Fearing for his health, Irandengera decided to turn to COTRAF.
“Ever since they got involved things became a bit easier. Before then, I had no idea about the law or what my rights were but now I am properly assisted when I face challenges,” Irandengera said.
“All I need is my employer to support me as required by the law. To date, however, I must state that despite all the challenges I faced, I cannot say that they do not help me because they have. There were delays and challenges but it is never forever as they eventually come through. It was not easy but they helped. They don’t go against the law.”
Reached on phone for comment, Henry Wei, the company’s General Manager, told The New Times on phone from Rusizi district that they do whatever it takes to protect their workers.
“We care about our workers’ protection and we have things such as helmets, and those working higher levels above the ground have belts and other required protective equipment. We also erect sign posts that warn against danger in areas where they could be”.
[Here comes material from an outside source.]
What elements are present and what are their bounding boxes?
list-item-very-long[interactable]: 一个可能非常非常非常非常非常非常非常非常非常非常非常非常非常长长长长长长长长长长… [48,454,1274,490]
Asked about Irandengera’s case, Wei sounded a little bit upset but he acknowledged it. He pointed out that when the accident happened nearly three years ago, affected workers were quickly given due medical support and facilitation.
“We’ve had cases of people getting injured at work. And when this case happened we called the insurance company and also, we paid money for their treatment. They were not many and they got very good medical treatment. You can talk to our lawyer,” Wei added.
Wei admitted there were challenges with insurance at the onset “but now he [Irandengera] is fine,” adding that his company has spent more than Rwf2 million on Irandengera’s hospital bills.
Asked about what is being done to improve safety of construction site workers, Fanfan Rwanyindo, Minister for Public Service and Labour, declined to elaborate but noted that the five-year Decent Work Country Programme launched on February 22 “is closely related.”
The new project, the ministry says, includes strategies and priorities that will contribute to creation of more quality employment opportunities through promoting employment for youth and women; extension of social protection for all; and rights at work, among others.
A ministry of labour official off the record told The New Times that the ministry not long ago consulted stakeholders such as the Rwanda Housing Authority (RHA) and the Ministry Of Infrastructure and established proper regulations for the constructions sector and these, hopefully, will guarantee safety and health of construction sector workers.
The regulations are reportedly now at the minister’s desk awaiting her signature.
The regulations whose development reportedly started last year are in a document called “occupational health and safety regulations for the construction sector” and will cater for roads and buildings construction.
The ministry, the official said, met key stakeholders in the construction business two weeks ago and duly briefed them about the content and shared the draft with them.